八鍬亀蔵

八鍬亀蔵(やくわかめぞう:1877~1942)

系統:肘折系

師匠:八鍬林蔵/井上藤五郎

弟子:

 明治10年6月24日、山形県最上郡南山村肘折に生まれた。八鍬安蔵(五代目林蔵)の長男。明治26年5月12日に父安蔵が44歳で没したが、当時亀蔵はまだ17歳だったので、祖父の鶴蔵(四代目林蔵)が六代目林蔵を再継、明治29年に鶴蔵が隠居して、亀蔵が七代目林蔵を名乗った。したがって、亀蔵は林蔵と家名で呼ばれることが多い。亀蔵のあとの林蔵(八代目)の名跡は亀蔵の長男福蔵(明治31年12月1日~昭和46年5月20日)が継いだ。なお、祖父鶴蔵は、明治38年7月29日、76歳で没した。
亀蔵が木地を習ったのは、父の死ぬ前年、15歳のときからで、遠刈田で一人挽きを学んだ井上藤五郎に師事し、以後、大正10年ころまで、盆、茶櫃等を主体に木地を挽いた。佐藤文六が尾形政治の下請となった当初、仕事を手伝ったこともある。
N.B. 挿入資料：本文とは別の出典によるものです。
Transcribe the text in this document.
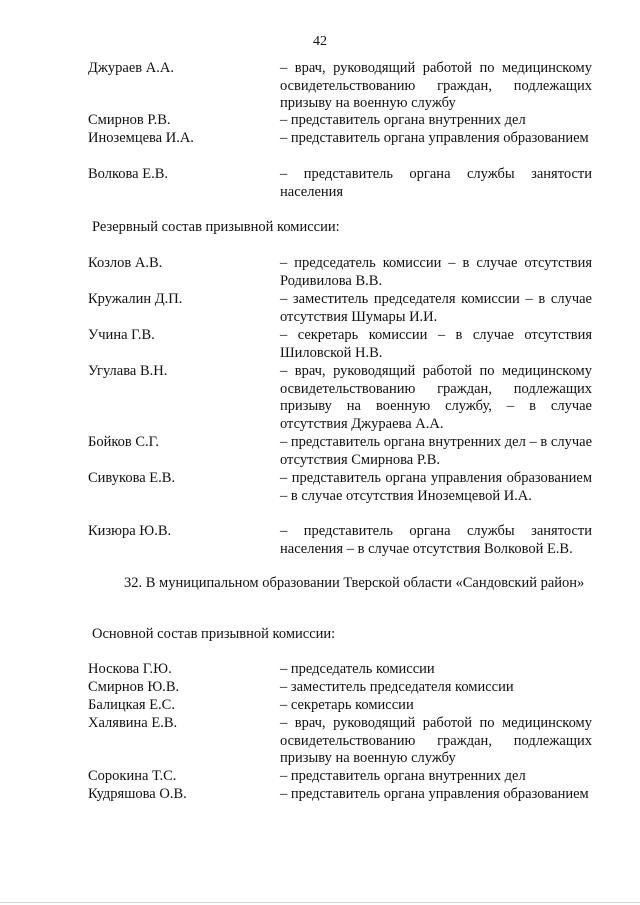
42
Джураев А.А.	– врач, руководящий работой по медицинскому освидетельствованию граждан, подлежащих призыву на военную службу
Смирнов Р.В.	– представитель органа внутренних дел
Иноземцева И.А.	– представитель органа управления образованием
Волкова Е.В.	– представитель органа службы занятости населения
Резервный состав призывной комиссии:
Козлов А.В.	– председатель комиссии – в случае отсутствия Родивилова В.В.
Кружалин Д.П.	– заместитель председателя комиссии – в случае отсутствия Шумары И.И.
Учина Г.В.	– секретарь комиссии – в случае отсутствия Шиловской Н.В.
Угулава В.Н.	– врач, руководящий работой по медицинскому освидетельствованию граждан, подлежащих призыву на военную службу, – в случае отсутствия Джураева А.А.
Бойков С.Г.	– представитель органа внутренних дел – в случае отсутствия Смирнова Р.В.
Сивукова Е.В.	– представитель органа управления образованием – в случае отсутствия Иноземцевой И.А.
Кизюра Ю.В.	– представитель органа службы занятости населения – в случае отсутствия Волковой Е.В.
32. В муниципальном образовании Тверской области «Сандовский район»
Основной состав призывной комиссии:
Носкова Г.Ю.	– председатель комиссии
Смирнов Ю.В.	– заместитель председателя комиссии
Балицкая Е.С.	– секретарь комиссии
Халявина Е.В.	– врач, руководящий работой по медицинскому освидетельствованию граждан, подлежащих призыву на военную службу
Сорокина Т.С.	– представитель органа внутренних дел
Кудряшова О.В.	– представитель органа управления образованием
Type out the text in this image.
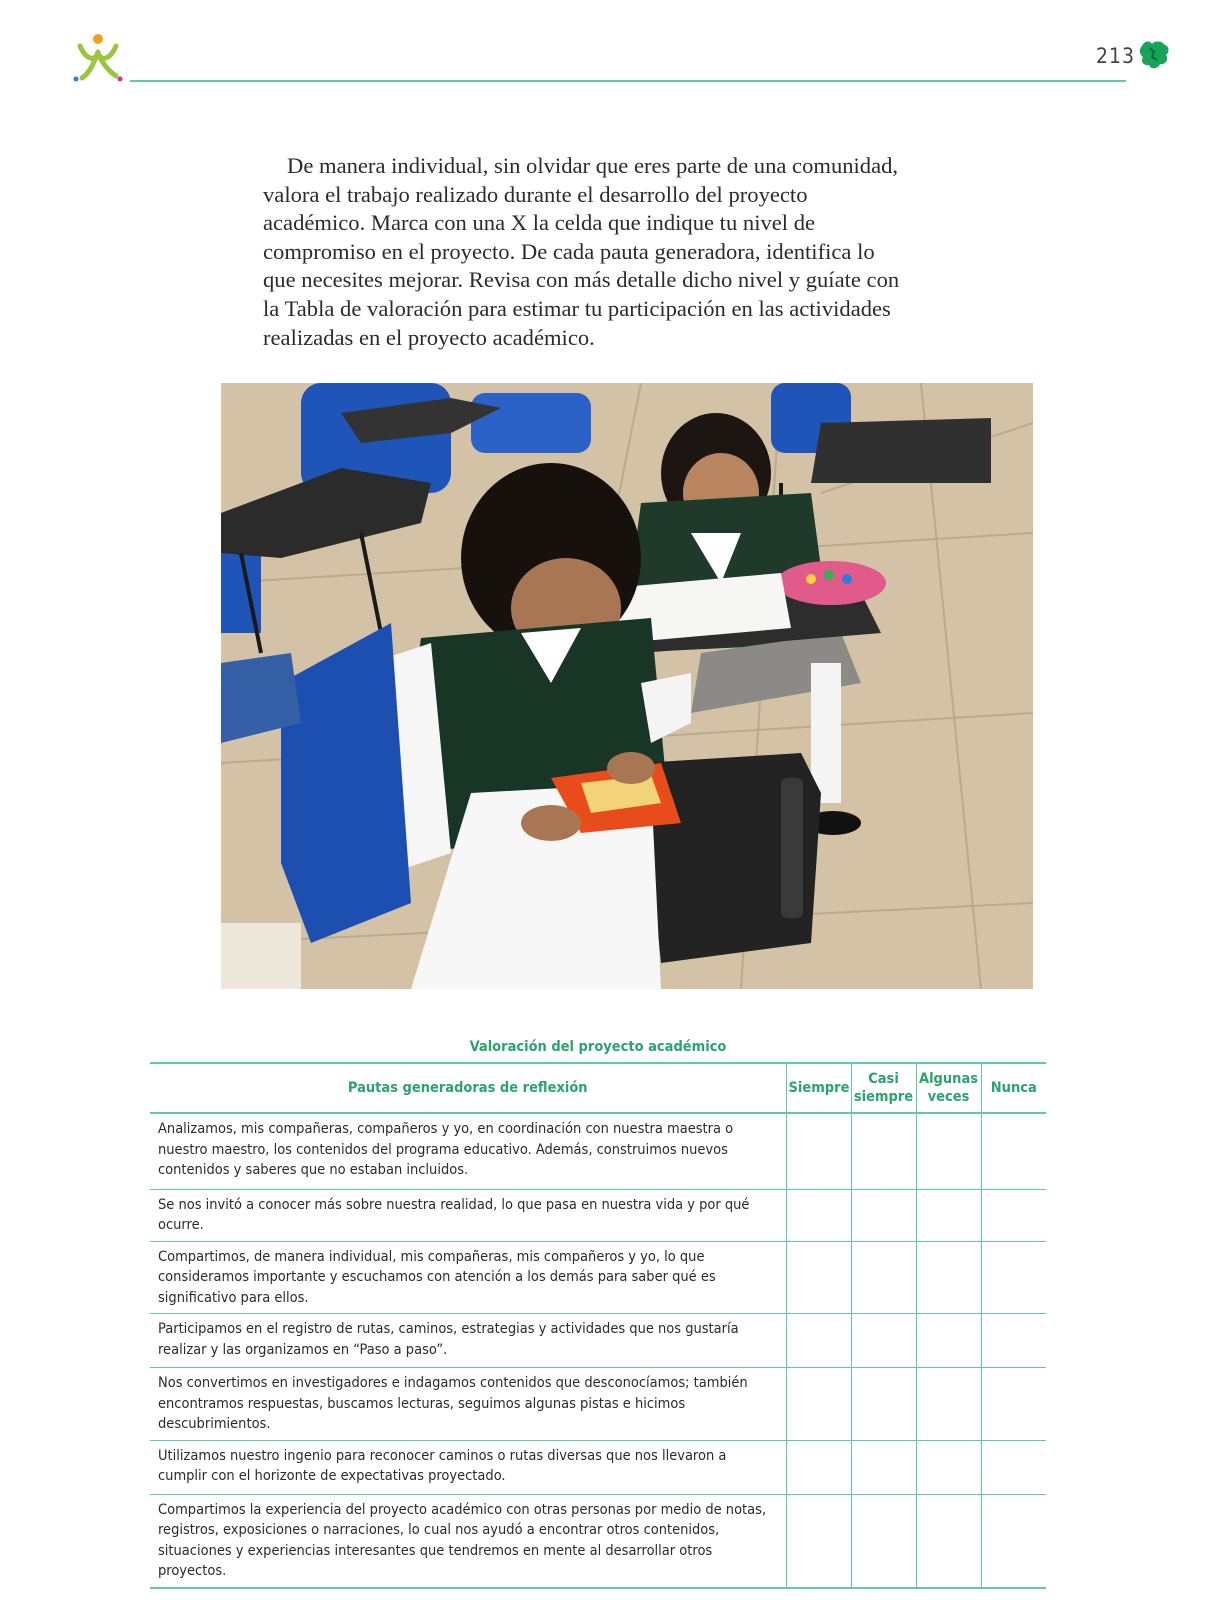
213

De manera individual, sin olvidar que eres parte de una comunidad, valora el trabajo realizado durante el desarrollo del proyecto académico. Marca con una X la celda que indique tu nivel de compromiso en el proyecto. De cada pauta generadora, identifica lo que necesites mejorar. Revisa con más detalle dicho nivel y guíate con la Tabla de valoración para estimar tu participación en las actividades realizadas en el proyecto académico.

Valoración del proyecto académico
Pautas generadoras de reflexión	Siempre	Casi siempre	Algunas veces	Nunca
Analizamos, mis compañeras, compañeros y yo, en coordinación con nuestra maestra o nuestro maestro, los contenidos del programa educativo. Además, construimos nuevos contenidos y saberes que no estaban incluidos.				
Se nos invitó a conocer más sobre nuestra realidad, lo que pasa en nuestra vida y por qué ocurre.				
Compartimos, de manera individual, mis compañeras, mis compañeros y yo, lo que consideramos importante y escuchamos con atención a los demás para saber qué es significativo para ellos.				
Participamos en el registro de rutas, caminos, estrategias y actividades que nos gustaría realizar y las organizamos en “Paso a paso”.				
Nos convertimos en investigadores e indagamos contenidos que desconocíamos; también encontramos respuestas, buscamos lecturas, seguimos algunas pistas e hicimos descubrimientos.				
Utilizamos nuestro ingenio para reconocer caminos o rutas diversas que nos llevaron a cumplir con el horizonte de expectativas proyectado.				
Compartimos la experiencia del proyecto académico con otras personas por medio de notas, registros, exposiciones o narraciones, lo cual nos ayudó a encontrar otros contenidos, situaciones y experiencias interesantes que tendremos en mente al desarrollar otros proyectos.				
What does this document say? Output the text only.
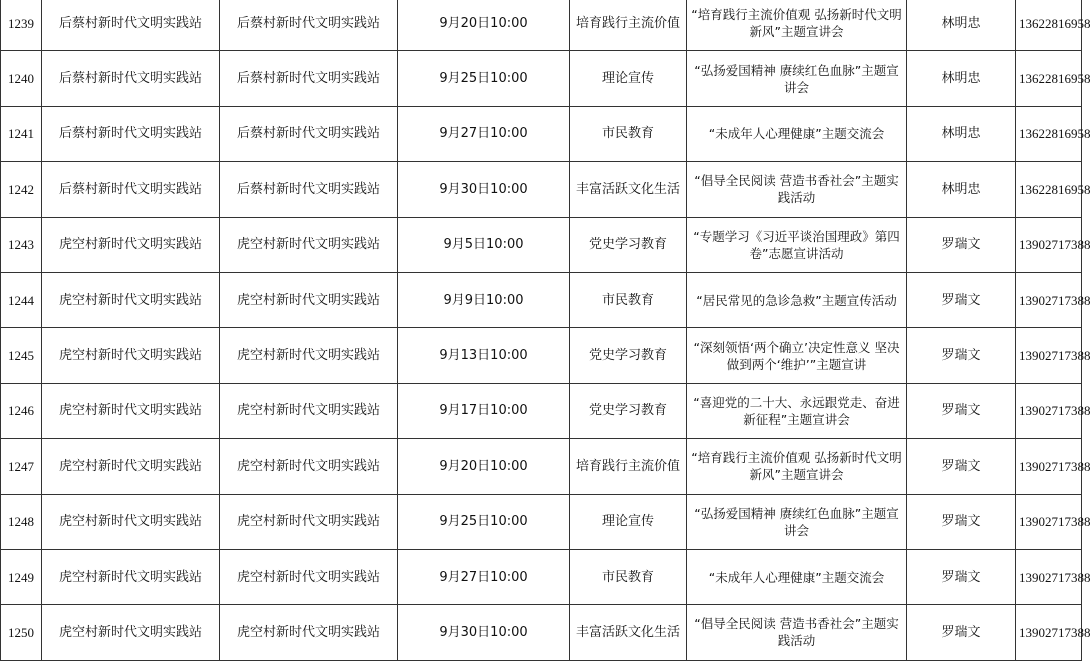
1239	后蔡村新时代文明实践站	后蔡村新时代文明实践站	9月20日10:00	培育践行主流价值	“培育践行主流价值观 弘扬新时代文明新风”主题宣讲会	林明忠	13622816958
1240	后蔡村新时代文明实践站	后蔡村新时代文明实践站	9月25日10:00	理论宣传	“弘扬爱国精神 赓续红色血脉”主题宣讲会	林明忠	13622816958
1241	后蔡村新时代文明实践站	后蔡村新时代文明实践站	9月27日10:00	市民教育	“未成年人心理健康”主题交流会	林明忠	13622816958
1242	后蔡村新时代文明实践站	后蔡村新时代文明实践站	9月30日10:00	丰富活跃文化生活	“倡导全民阅读 营造书香社会”主题实践活动	林明忠	13622816958
1243	虎空村新时代文明实践站	虎空村新时代文明实践站	9月5日10:00	党史学习教育	“专题学习《习近平谈治国理政》第四卷”志愿宣讲活动	罗瑞文	13902717388
1244	虎空村新时代文明实践站	虎空村新时代文明实践站	9月9日10:00	市民教育	“居民常见的急诊急救”主题宣传活动	罗瑞文	13902717388
1245	虎空村新时代文明实践站	虎空村新时代文明实践站	9月13日10:00	党史学习教育	“深刻领悟‘两个确立’决定性意义 坚决做到两个‘维护’”主题宣讲	罗瑞文	13902717388
1246	虎空村新时代文明实践站	虎空村新时代文明实践站	9月17日10:00	党史学习教育	“喜迎党的二十大、永远跟党走、奋进新征程”主题宣讲会	罗瑞文	13902717388
1247	虎空村新时代文明实践站	虎空村新时代文明实践站	9月20日10:00	培育践行主流价值	“培育践行主流价值观 弘扬新时代文明新风”主题宣讲会	罗瑞文	13902717388
1248	虎空村新时代文明实践站	虎空村新时代文明实践站	9月25日10:00	理论宣传	“弘扬爱国精神 赓续红色血脉”主题宣讲会	罗瑞文	13902717388
1249	虎空村新时代文明实践站	虎空村新时代文明实践站	9月27日10:00	市民教育	“未成年人心理健康”主题交流会	罗瑞文	13902717388
1250	虎空村新时代文明实践站	虎空村新时代文明实践站	9月30日10:00	丰富活跃文化生活	“倡导全民阅读 营造书香社会”主题实践活动	罗瑞文	13902717388
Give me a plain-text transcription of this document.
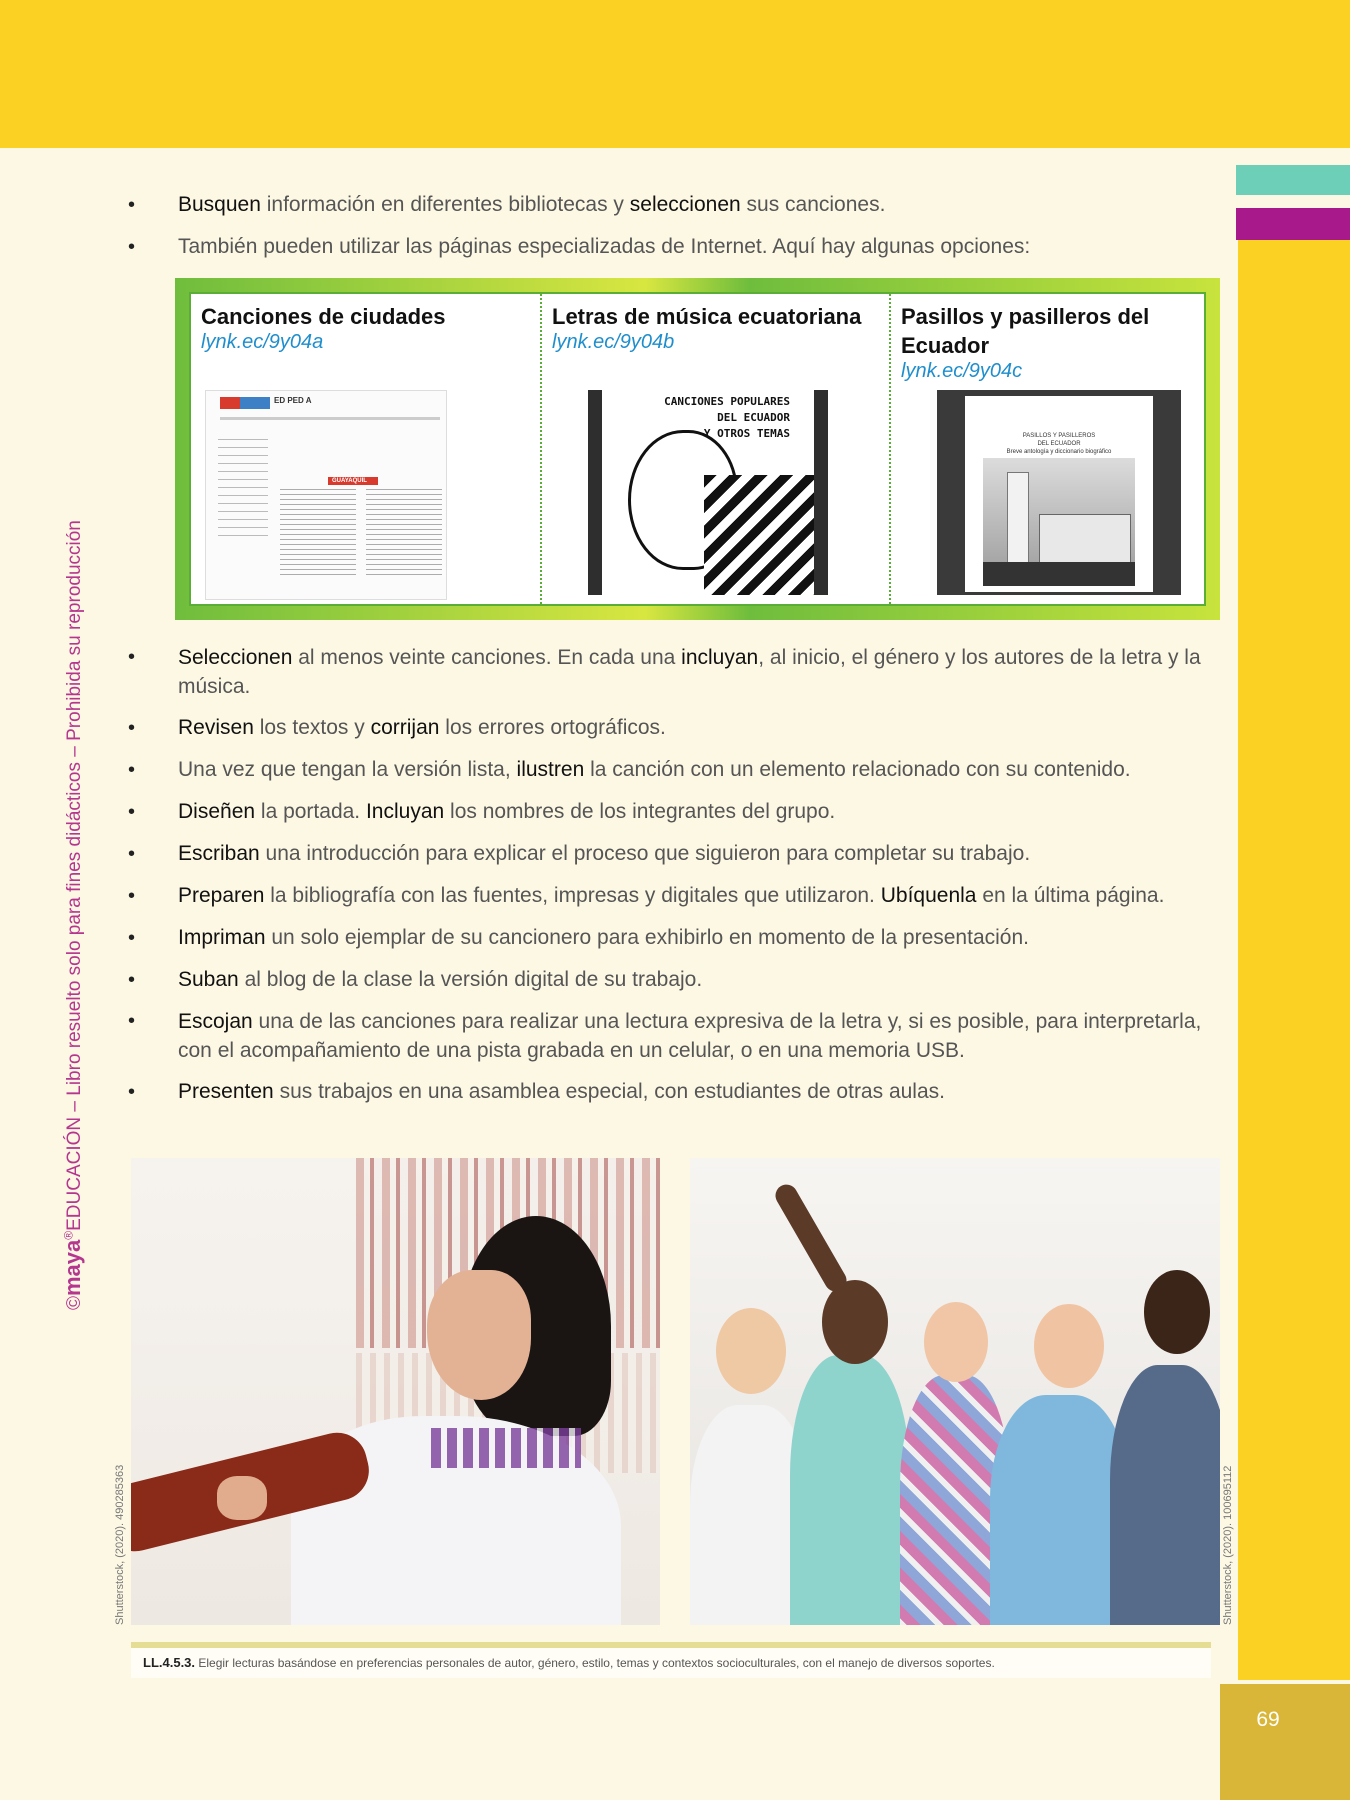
©maya®EDUCACIÓN – Libro resuelto solo para fines didácticos – Prohibida su reproducción
• Busquen información en diferentes bibliotecas y seleccionen sus canciones.
• También pueden utilizar las páginas especializadas de Internet. Aquí hay algunas opciones:
Canciones de ciudades
lynk.ec/9y04a
ED PED A
GUAYAQUIL
Letras de música ecuatoriana
lynk.ec/9y04b
CANCIONES POPULARES
DEL ECUADOR
Y OTROS TEMAS
Pasillos y pasilleros del Ecuador
lynk.ec/9y04c
PASILLOS Y PASILLEROS
DEL ECUADOR
Breve antología y diccionario biográfico
• Seleccionen al menos veinte canciones. En cada una incluyan, al inicio, el género y los autores de la letra y la música.
• Revisen los textos y corrijan los errores ortográficos.
• Una vez que tengan la versión lista, ilustren la canción con un elemento relacionado con su contenido.
• Diseñen la portada. Incluyan los nombres de los integrantes del grupo.
• Escriban una introducción para explicar el proceso que siguieron para completar su trabajo.
• Preparen la bibliografía con las fuentes, impresas y digitales que utilizaron. Ubíquenla en la última página.
• Impriman un solo ejemplar de su cancionero para exhibirlo en momento de la presentación.
• Suban al blog de la clase la versión digital de su trabajo.
• Escojan una de las canciones para realizar una lectura expresiva de la letra y, si es posible, para interpretarla, con el acompañamiento de una pista grabada en un celular, o en una memoria USB.
• Presenten sus trabajos en una asamblea especial, con estudiantes de otras aulas.
Shutterstock, (2020). 490285363	Shutterstock, (2020). 100695112
LL.4.5.3. Elegir lecturas basándose en preferencias personales de autor, género, estilo, temas y contextos socioculturales, con el manejo de diversos soportes.
69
また木地玩具は荷車引きがよく売れたので相当作ったという。こけしも上手で佐藤丑蔵は亀蔵にこけしの描彩をしてもらったことがあり、亀蔵が紙へ胴模様を描いたものを今でも保存しているという。
しかし、亀蔵のこけしは発見されていない。亀蔵は木地挽きのほかに建物を建てる際に大工に代わって材木を見積もり、山子を指示して木を伐り出す大工世話役もやった。足踏みロクロで前板が胃部に当たるために胃を悪くし、大正10年ころ木地をやめ、その後は大工世話役のほか、箆作り、臼作りなどをやった。その後八鍬林蔵家では、菓子製造(くじら餅)を行なっているが、これをはじめたのも亀蔵の時代で、明治31年に横山五兵衛の娘キンと結婚して間もなくてある。キンとの間に三男二女があるが、長男の福蔵が子供のころにこまを挽いたことがある程度で、弟子もなく、木地の後継者はいない。昭和12年ころより心臓を悪くして働けなくなった。秀島孜が亀蔵に逢い、工人として紹介したのはそれから間もなくであったが、残念ながらすでにこけしを作れる状態ではなかった。昭和17年9月2日、66歳で没した。